Abstract

This paper focuses on the development, solution, and application of a location-allocation model for specialized health care services such as the treatment and rehabilitation necessary for strokes or traumatic brain injuries. The model is based on our experience with the Department of Veterans Affairs’ integrated service networks. The model minimizes the total cost borne by the health system and its patients and incorporates admission acuity levels, service proportion requirements, and admission retention rates. A common resource constraint is introduced at the facility level since treatment of multiple acuity levels involves the pooling of common resources. Realistic instances of the model with 20 potential service locations, 50 admission districts and up to five open treatment units for three levels of severity are solved in about 300 seconds.
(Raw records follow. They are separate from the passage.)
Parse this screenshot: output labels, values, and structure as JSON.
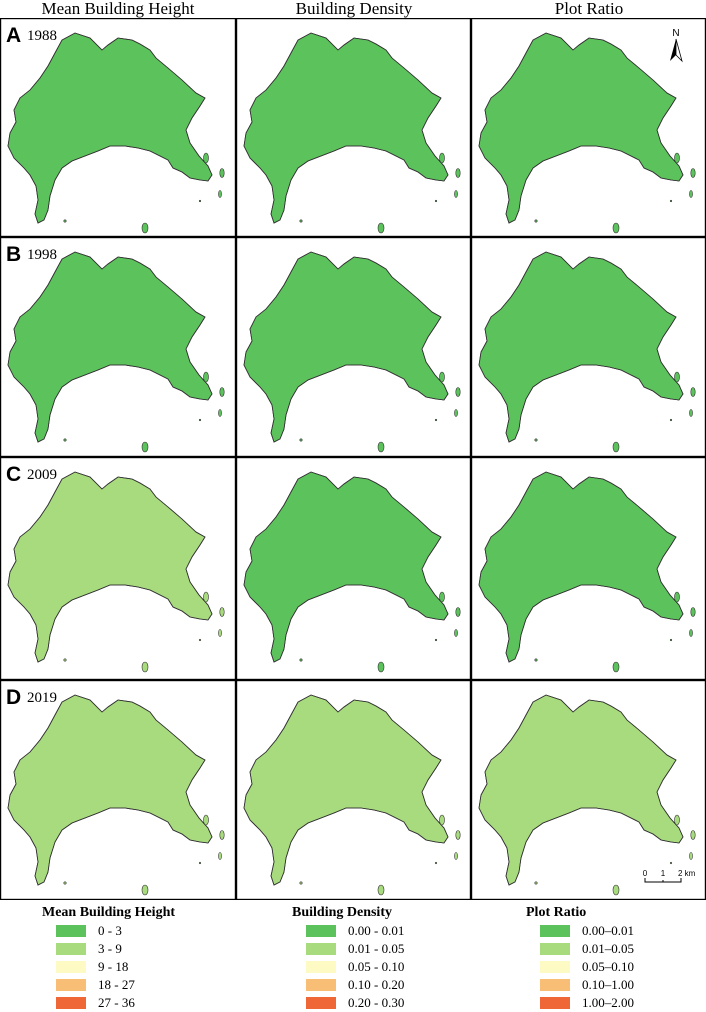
{
  "columns": [
    {
      "title": "Mean Building Height"
    },
    {
      "title": "Building Density"
    },
    {
      "title": "Plot Ratio"
    }
  ],
  "rows": [
    {
      "letter": "A",
      "year": "1988"
    },
    {
      "letter": "B",
      "year": "1998"
    },
    {
      "letter": "C",
      "year": "2009"
    },
    {
      "letter": "D",
      "year": "2019"
    }
  ],
  "colors": {
    "c0": "#5cc35c",
    "c1": "#a8db7e",
    "c2": "#fdfbc3",
    "c3": "#f9be75",
    "c4": "#ef6637",
    "boundary": "#333333"
  },
  "north_arrow": {
    "label": "N"
  },
  "scale_bar": {
    "labels": [
      "0",
      "1",
      "2 km"
    ]
  },
  "legends": [
    {
      "title": "Mean Building Height",
      "items": [
        {
          "label": "0 - 3",
          "color": "#5cc35c"
        },
        {
          "label": "3 - 9",
          "color": "#a8db7e"
        },
        {
          "label": "9 - 18",
          "color": "#fdfbc3"
        },
        {
          "label": "18 - 27",
          "color": "#f9be75"
        },
        {
          "label": "27 - 36",
          "color": "#ef6637"
        }
      ]
    },
    {
      "title": "Building Density",
      "items": [
        {
          "label": "0.00 - 0.01",
          "color": "#5cc35c"
        },
        {
          "label": "0.01 - 0.05",
          "color": "#a8db7e"
        },
        {
          "label": "0.05 - 0.10",
          "color": "#fdfbc3"
        },
        {
          "label": "0.10 - 0.20",
          "color": "#f9be75"
        },
        {
          "label": "0.20 - 0.30",
          "color": "#ef6637"
        }
      ]
    },
    {
      "title": "Plot Ratio",
      "items": [
        {
          "label": "0.00–0.01",
          "color": "#5cc35c"
        },
        {
          "label": "0.01–0.05",
          "color": "#a8db7e"
        },
        {
          "label": "0.05–0.10",
          "color": "#fdfbc3"
        },
        {
          "label": "0.10–1.00",
          "color": "#f9be75"
        },
        {
          "label": "1.00–2.00",
          "color": "#ef6637"
        }
      ]
    }
  ]
}
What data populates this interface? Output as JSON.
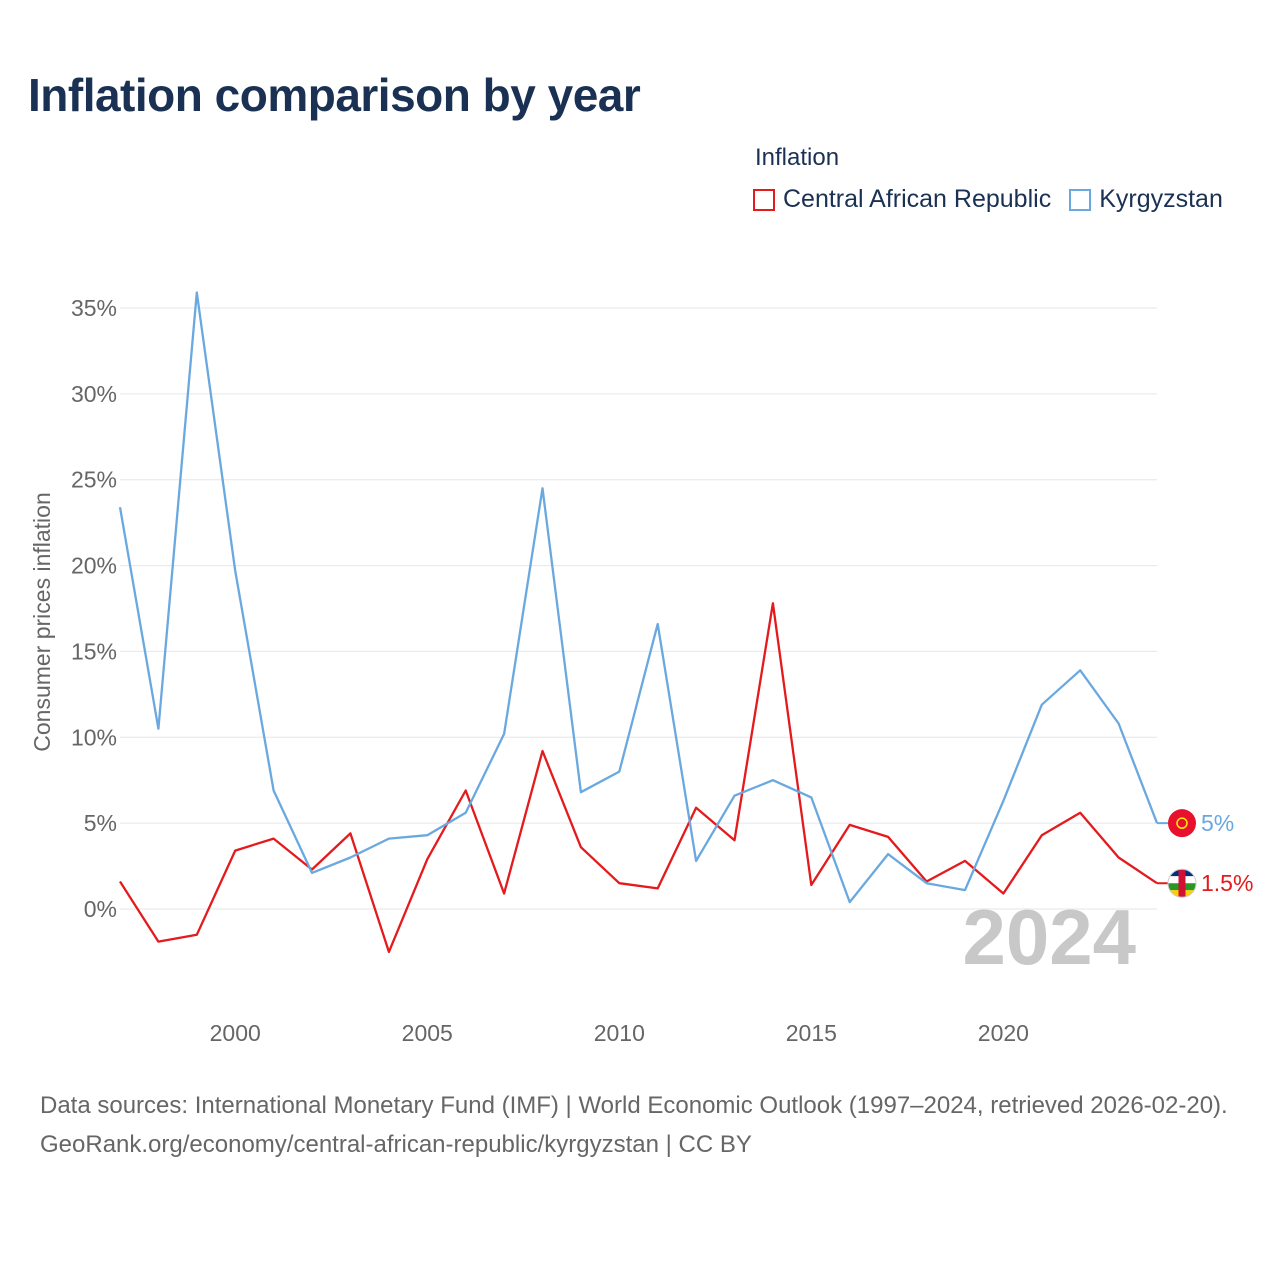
{
  "title": "Inflation comparison by year",
  "legend": {
    "title": "Inflation",
    "items": [
      {
        "label": "Central African Republic",
        "color": "#e41a1c"
      },
      {
        "label": "Kyrgyzstan",
        "color": "#6aa8e0"
      }
    ]
  },
  "watermark_year": "2024",
  "chart_data": {
    "type": "line",
    "title": "Inflation comparison by year",
    "xlabel": "",
    "ylabel": "Consumer prices inflation",
    "xlim": [
      1997,
      2024
    ],
    "ylim": [
      -5,
      37
    ],
    "x_ticks": [
      2000,
      2005,
      2010,
      2015,
      2020
    ],
    "y_ticks": [
      0,
      5,
      10,
      15,
      20,
      25,
      30,
      35
    ],
    "y_tick_labels": [
      "0%",
      "5%",
      "10%",
      "15%",
      "20%",
      "25%",
      "30%",
      "35%"
    ],
    "x": [
      1997,
      1998,
      1999,
      2000,
      2001,
      2002,
      2003,
      2004,
      2005,
      2006,
      2007,
      2008,
      2009,
      2010,
      2011,
      2012,
      2013,
      2014,
      2015,
      2016,
      2017,
      2018,
      2019,
      2020,
      2021,
      2022,
      2023,
      2024
    ],
    "series": [
      {
        "name": "Central African Republic",
        "color": "#e41a1c",
        "values": [
          1.6,
          -1.9,
          -1.5,
          3.4,
          4.1,
          2.3,
          4.4,
          -2.5,
          2.9,
          6.9,
          0.9,
          9.2,
          3.6,
          1.5,
          1.2,
          5.9,
          4.0,
          17.8,
          1.4,
          4.9,
          4.2,
          1.6,
          2.8,
          0.9,
          4.3,
          5.6,
          3.0,
          1.5
        ],
        "end_label": "1.5%"
      },
      {
        "name": "Kyrgyzstan",
        "color": "#6aa8e0",
        "values": [
          23.4,
          10.5,
          35.9,
          19.7,
          6.9,
          2.1,
          3.0,
          4.1,
          4.3,
          5.6,
          10.2,
          24.5,
          6.8,
          8.0,
          16.6,
          2.8,
          6.6,
          7.5,
          6.5,
          0.4,
          3.2,
          1.5,
          1.1,
          6.3,
          11.9,
          13.9,
          10.8,
          5.0
        ],
        "end_label": "5%"
      }
    ]
  },
  "footer": {
    "sources": "Data sources: International Monetary Fund (IMF) | World Economic Outlook (1997–2024, retrieved 2026-02-20).",
    "link": "GeoRank.org/economy/central-african-republic/kyrgyzstan | CC BY"
  }
}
The applicability of the model is tested by an extensive managerial experiment using data derived from one of the Department of Veterans Affairs specialized healthcare services. We investigate the effects of five critical factors: (1) the degree of service centralization, (2) service level mandates by acuity, (3) lost admission cost by acuity, (4) facility overload penalty cost by acuity and (5) target utilization level by acuity and treatment unit. We examine the countervailing forces present in making healthcare service location decisions and the resulting tradeoffs from the implicitly multiobjective nature of the system. The experiment and analysis demonstrate that the major factors of the experiment have a significant bearing on the optimal assignment of admission districts to treatment units.